Berita

Batalyon 466 Paskhas Berhasil Merebut Lanud Sultan Hasanuddin

Dibaca: 121 Oleh 23 Jun 2010Tidak ada komentar
c130 hercules indonesian air force approaching
#TNIAU 

Batalyon 466 Paskhas sebagai Batalyon I Pasopati berhasil merebut kembali Pangkalan Udara Sultan Hasanuddin Makassar yang telah dukuasai musuh dari Pasukan Negasor bersama satu peleton Gerakan Separatis Bersenjata Makassar Merdeka (GSBMM) yang berkekuatan 1 Kompi.

Demikian akhir dari skenario latihan Hardra Marutha II yang merupakan latihan Wing II Paskhas yang dipusatkan di Batalyon 466 Paskhas sekaligus bertindak sebagai pelaku latihan, dengan mengambil tempat latihan di Markas Batalyon 466 Paskhas, daerah Moncongloe dan Lanud Sultan Hasanuddin.
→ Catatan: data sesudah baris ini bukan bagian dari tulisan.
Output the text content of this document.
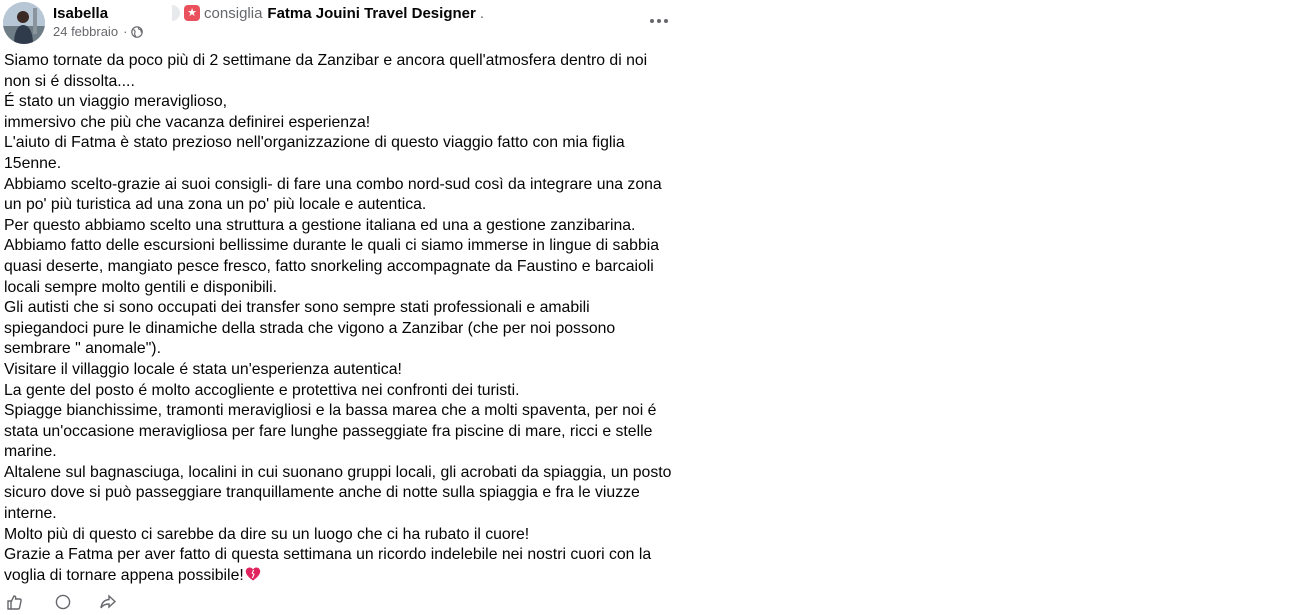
Isabella	★ consiglia Fatma Jouini Travel Designer .
24 febbraio ·

Siamo tornate da poco più di 2 settimane da Zanzibar e ancora quell'atmosfera dentro di noi

non si é dissolta....

É stato un viaggio meraviglioso,

immersivo che più che vacanza definirei esperienza!

L'aiuto di Fatma è stato prezioso nell'organizzazione di questo viaggio fatto con mia figlia

15enne.

Abbiamo scelto-grazie ai suoi consigli- di fare una combo nord-sud così da integrare una zona

un po' più turistica ad una zona un po' più locale e autentica.

Per questo abbiamo scelto una struttura a gestione italiana ed una a gestione zanzibarina.

Abbiamo fatto delle escursioni bellissime durante le quali ci siamo immerse in lingue di sabbia

quasi deserte, mangiato pesce fresco, fatto snorkeling accompagnate da Faustino e barcaioli

locali sempre molto gentili e disponibili.

Gli autisti che si sono occupati dei transfer sono sempre stati professionali e amabili

spiegandoci pure le dinamiche della strada che vigono a Zanzibar (che per noi possono

sembrare " anomale").

Visitare il villaggio locale é stata un'esperienza autentica!

La gente del posto é molto accogliente e protettiva nei confronti dei turisti.

Spiagge bianchissime, tramonti meravigliosi e la bassa marea che a molti spaventa, per noi é

stata un'occasione meravigliosa per fare lunghe passeggiate fra piscine di mare, ricci e stelle

marine.

Altalene sul bagnasciuga, localini in cui suonano gruppi locali, gli acrobati da spiaggia, un posto

sicuro dove si può passeggiare tranquillamente anche di notte sulla spiaggia e fra le viuzze

interne.

Molto più di questo ci sarebbe da dire su un luogo che ci ha rubato il cuore!

Grazie a Fatma per aver fatto di questa settimana un ricordo indelebile nei nostri cuori con la

voglia di tornare appena possibile!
Latihan dilaksanakan selama lima hari mulai tanggal 19 s/d 23 Juni 2010 bertindak sebagai Pimpinan Latihan adalah Komandan Wing II Paskhas Kolonel Psk T. Seto Purnomo, sedang Komandan Batalyon 466 Paskhas Mayor Psk Sujatmiko, sedangkan Wakil Komandan Batalyon 466 Paskhas Mayor Psk Roosen Lymson Sinaga bertindak sebagaai Komandan Batalyon Satuan Tempur (Satpur) I Pasopati.

Latihan Hardha Marutha II yang merupakan Latihan Puncak jajaran Wing II Paskhas yang melibatkan Pasukan dari Batalyon 463 Paskhas Madiun, Batalyon 464 Paskkhas Malang dan Batalyon 466 Paskhas Makassar, diawali penerjunan droppiong zone di daerah Moncongloe

Baca juga:  Peresmian Renovasi Gedung Denma Kohanudnas

Dari daerah Moncongloe Pasukan Paskhas selanjutnya melaksanakan patrol jarak jauh menuju musuh, penghadangan, serta pengepungan dan pembersihan Kampung dan penggeledahan rumah, kegiatan masuk basis operasi depan, pengintaian serta patrol malam dan patrol keamanan.

Adapun puncak dari Latihan Hardha Maruta II adalah tepat hari “H” jam “J” melaksanakan operasi perebutan , Pengendalian dan Pertahanan Pangkalan Udara (OP3U) di tempat-tempat strategis yang telah diduduki musuh untuk di rebut dan dikendalikan sambil menunggu Tim Pengendali Pangkalan (Tim Dallan) untuk mengoperasikan kembali Pangkalan Udara Sultan Hasanuddin.